When I look around my house, I know I’m pretty well on track. There’s not much left in my living area. Just a few items from my kitchen will come with me, the rest belongs to this apartment. My spare room is all for donation and selling, which I will start to part with once my notice is handed in. Very little in my bathroom now will be packed, just a small toiletry bag of the everyday items – I can identify all the things that need using or will just be thrown instead. From my closet, I know from each trip we take that it all fits expertly in my one large suitcase. Combined, right now I would estimate my big and small luggage will total around 30kg which is the limit for our local airline. My carry-on will be my computer and hard drives, a couple of notebooks, a couple of books. Barely anything.

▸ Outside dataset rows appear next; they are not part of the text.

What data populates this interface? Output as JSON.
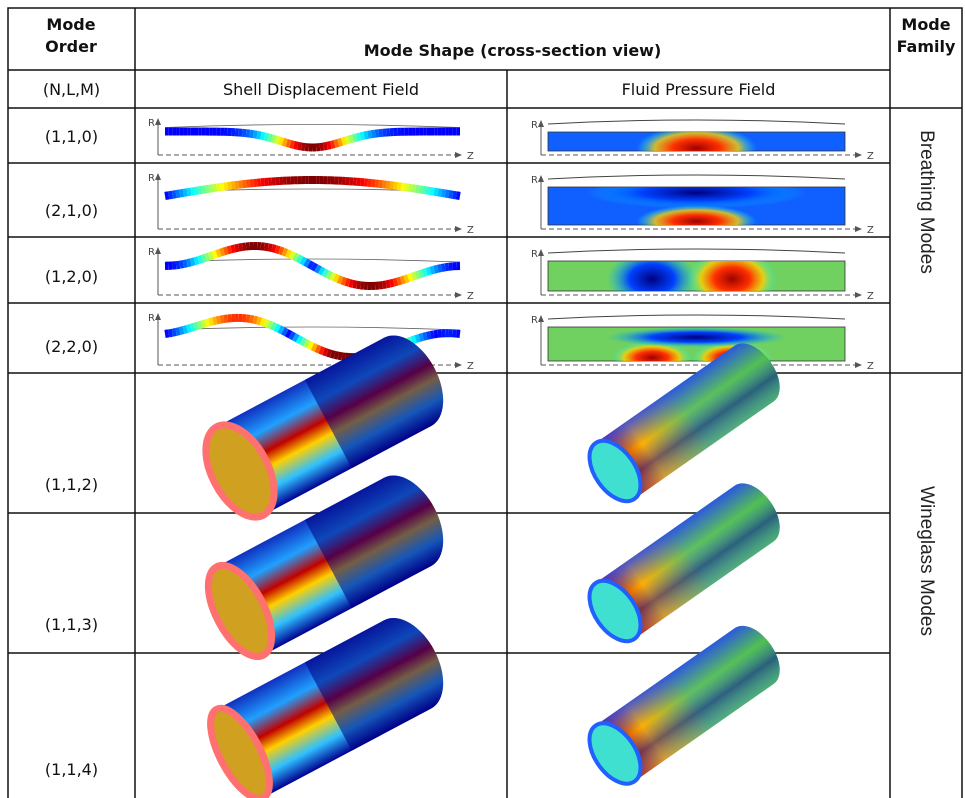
{
  "table": {
    "header": [
      "Mode Order",
      "Mode Shape (cross-section view)",
      "Mode Family"
    ],
    "subheader": [
      "(N,L,M)",
      "Shell Displacement Field",
      "Fluid Pressure Field"
    ],
    "rows": [
      "(1,1,0)",
      "(2,1,0)",
      "(1,2,0)",
      "(2,2,0)",
      "(1,1,2)",
      "(1,1,3)",
      "(1,1,4)"
    ],
    "families": [
      "Breathing Modes",
      "Wineglass Modes"
    ]
  },
  "axis_labels": {
    "r": "R",
    "z": "Z"
  }
}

And I say this, and take a step back and say wow in a way that takes my breath away. When I think back to leaving Bahamas ten years ago, when I had a similar amount of time packing up, and still didn’t see/do everything I’d wanted, and freighted half a ton of stuff home, mostly years of paper and about 300 books, I shake my head. I feel speechless. That is the journey of minimalism right there, folks. A dozen cartons and suitcases down to 1 large 1 small. 500 kg down to 30 kg. I am proud, satisfied.
And you know what else I noticed? Without the moving stress, with the clearer frame of mind and the achievable projects left to do, I am completely devoid of anxiety about leaving. I don’t cry, I’m not devastated. I simply know the time has come and I acknowledge and allow myself to feel sad to leave my kids behind and my friends, but whereas before I was devastated and would cry a pool of tears at the thought of going, this time, the emotional energy is healthier, the mental separation easier and literally it will be easier to go. To let go and embrace my new journey.